Motivational operations are particularly interesting because they define how the brain processes reward information. This study’s findings show that athletes who experienced physical overload were more likely to act impulsively. Specifically, they opted for immediate rewards rather than rewards that were more significant but would take longer to achieve.
This study is the first to demonstrate that physical training can also induce cognitive fatigue. In their paper, the authors ask whether their findings might help explain why endurance athletes have a higher likelihood of doping. They note that doping ‘may help with immediate performance but compromise long term achievements.’
If training overload increases impulsivity and decreases the capacity to resist the temptation of immediate reward, the authors wonder whether this could have important consequences outside of sport. The authors were particularly struck by the fact that both physical overload and excessive intellectual work affect the same area of the brain.
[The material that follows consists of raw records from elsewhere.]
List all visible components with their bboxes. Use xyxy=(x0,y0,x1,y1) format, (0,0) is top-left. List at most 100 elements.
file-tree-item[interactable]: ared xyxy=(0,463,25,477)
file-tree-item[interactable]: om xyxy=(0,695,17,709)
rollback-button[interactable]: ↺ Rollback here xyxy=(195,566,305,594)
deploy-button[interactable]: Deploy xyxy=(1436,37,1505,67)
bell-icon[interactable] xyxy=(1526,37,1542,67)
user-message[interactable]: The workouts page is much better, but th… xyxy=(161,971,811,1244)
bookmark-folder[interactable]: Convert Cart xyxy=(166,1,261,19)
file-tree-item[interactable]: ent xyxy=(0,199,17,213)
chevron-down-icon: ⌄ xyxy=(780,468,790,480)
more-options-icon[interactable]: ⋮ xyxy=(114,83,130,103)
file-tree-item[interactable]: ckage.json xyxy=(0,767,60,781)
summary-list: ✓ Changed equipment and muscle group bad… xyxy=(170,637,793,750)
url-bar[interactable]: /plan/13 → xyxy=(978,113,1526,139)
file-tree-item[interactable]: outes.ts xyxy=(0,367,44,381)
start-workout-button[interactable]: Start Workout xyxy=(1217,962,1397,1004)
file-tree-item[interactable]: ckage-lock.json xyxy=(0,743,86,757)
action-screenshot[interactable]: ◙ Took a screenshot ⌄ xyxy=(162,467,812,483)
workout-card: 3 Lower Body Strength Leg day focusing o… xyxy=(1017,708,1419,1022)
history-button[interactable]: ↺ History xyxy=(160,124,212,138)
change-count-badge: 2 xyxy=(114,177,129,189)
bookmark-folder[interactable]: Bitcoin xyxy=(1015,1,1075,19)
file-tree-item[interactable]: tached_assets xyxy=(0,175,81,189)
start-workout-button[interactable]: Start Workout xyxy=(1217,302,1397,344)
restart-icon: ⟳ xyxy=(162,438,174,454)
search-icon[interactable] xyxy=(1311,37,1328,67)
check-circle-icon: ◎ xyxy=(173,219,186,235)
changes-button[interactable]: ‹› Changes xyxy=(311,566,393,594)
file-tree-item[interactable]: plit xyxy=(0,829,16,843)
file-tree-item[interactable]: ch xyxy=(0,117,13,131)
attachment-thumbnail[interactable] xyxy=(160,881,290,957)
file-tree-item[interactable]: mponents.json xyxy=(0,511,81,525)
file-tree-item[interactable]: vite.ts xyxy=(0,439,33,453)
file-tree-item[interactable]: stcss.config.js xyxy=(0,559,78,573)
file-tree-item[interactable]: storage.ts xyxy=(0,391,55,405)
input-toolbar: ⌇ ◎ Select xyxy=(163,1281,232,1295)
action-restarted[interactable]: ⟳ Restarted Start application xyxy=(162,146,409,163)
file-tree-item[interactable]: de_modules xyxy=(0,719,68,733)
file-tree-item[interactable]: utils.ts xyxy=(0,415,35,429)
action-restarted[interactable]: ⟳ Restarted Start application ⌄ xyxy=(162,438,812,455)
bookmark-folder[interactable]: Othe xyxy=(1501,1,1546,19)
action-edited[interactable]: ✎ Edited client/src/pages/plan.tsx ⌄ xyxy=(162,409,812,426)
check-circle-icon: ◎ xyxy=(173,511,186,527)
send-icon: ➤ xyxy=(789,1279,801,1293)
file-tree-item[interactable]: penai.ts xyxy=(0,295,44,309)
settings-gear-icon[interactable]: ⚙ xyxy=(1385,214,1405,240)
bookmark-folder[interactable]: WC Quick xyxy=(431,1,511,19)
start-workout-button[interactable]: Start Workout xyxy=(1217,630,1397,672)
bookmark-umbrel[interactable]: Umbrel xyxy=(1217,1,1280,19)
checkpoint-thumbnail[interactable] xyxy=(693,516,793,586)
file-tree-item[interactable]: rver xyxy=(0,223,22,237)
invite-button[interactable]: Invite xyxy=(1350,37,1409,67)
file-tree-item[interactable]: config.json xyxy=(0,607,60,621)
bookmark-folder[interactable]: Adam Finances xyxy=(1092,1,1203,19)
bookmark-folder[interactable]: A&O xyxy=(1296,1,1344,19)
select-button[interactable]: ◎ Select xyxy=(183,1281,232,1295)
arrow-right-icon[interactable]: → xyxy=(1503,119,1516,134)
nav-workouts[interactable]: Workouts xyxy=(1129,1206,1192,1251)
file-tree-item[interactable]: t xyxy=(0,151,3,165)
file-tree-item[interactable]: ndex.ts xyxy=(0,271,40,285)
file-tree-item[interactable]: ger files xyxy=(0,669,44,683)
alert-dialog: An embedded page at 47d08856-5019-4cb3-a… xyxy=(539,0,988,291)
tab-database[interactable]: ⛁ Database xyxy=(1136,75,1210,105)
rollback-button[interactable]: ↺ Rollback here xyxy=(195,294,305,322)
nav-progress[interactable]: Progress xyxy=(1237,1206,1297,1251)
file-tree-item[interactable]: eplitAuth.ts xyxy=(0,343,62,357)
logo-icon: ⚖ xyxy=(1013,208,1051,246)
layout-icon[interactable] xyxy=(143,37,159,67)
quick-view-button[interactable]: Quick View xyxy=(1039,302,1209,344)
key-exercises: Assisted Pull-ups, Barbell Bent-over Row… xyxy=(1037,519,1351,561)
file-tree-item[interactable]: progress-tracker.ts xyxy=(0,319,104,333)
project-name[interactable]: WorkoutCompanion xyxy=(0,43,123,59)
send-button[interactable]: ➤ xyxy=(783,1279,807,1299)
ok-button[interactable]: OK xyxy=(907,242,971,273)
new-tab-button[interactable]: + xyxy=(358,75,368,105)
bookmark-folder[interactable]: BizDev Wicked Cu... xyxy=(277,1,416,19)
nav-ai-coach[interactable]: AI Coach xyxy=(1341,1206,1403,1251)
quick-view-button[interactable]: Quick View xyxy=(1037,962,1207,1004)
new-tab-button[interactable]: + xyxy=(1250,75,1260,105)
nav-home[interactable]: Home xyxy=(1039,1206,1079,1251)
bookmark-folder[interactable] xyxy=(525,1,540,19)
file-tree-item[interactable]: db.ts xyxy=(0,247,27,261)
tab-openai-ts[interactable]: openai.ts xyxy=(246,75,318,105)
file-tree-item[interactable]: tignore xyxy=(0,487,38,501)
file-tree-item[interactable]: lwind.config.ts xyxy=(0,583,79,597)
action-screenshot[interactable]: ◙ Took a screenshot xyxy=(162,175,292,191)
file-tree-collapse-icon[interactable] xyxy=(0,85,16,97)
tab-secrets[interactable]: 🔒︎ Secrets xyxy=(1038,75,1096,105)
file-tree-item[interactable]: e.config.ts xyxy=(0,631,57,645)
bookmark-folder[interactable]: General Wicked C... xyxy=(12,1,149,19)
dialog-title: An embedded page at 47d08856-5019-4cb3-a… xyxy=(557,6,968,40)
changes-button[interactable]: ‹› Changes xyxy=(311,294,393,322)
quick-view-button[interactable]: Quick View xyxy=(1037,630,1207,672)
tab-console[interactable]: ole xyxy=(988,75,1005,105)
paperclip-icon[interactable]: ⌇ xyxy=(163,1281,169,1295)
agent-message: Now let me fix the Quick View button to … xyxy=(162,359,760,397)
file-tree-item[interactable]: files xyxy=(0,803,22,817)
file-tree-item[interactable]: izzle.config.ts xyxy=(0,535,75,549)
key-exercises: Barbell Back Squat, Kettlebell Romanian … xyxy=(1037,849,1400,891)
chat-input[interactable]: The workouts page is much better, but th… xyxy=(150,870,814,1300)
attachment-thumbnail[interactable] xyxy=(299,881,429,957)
The corresponding author, Mathias Pessiglione, explains, ‘This brain region, therefore, appeared as the weak spot of the brain network responsible for cognitive control. You need to control the automatic process that makes you stop when muscles or joint hurts.’
It is worth noting that this study only involved a small group of participants. Researchers will need to carry out further experiments using larger cohorts to assess whether this is a genuine effect. Also, because the scientists only recruited people who were physically fit, it is not clear whether people at other levels of fitness might also experience this effect.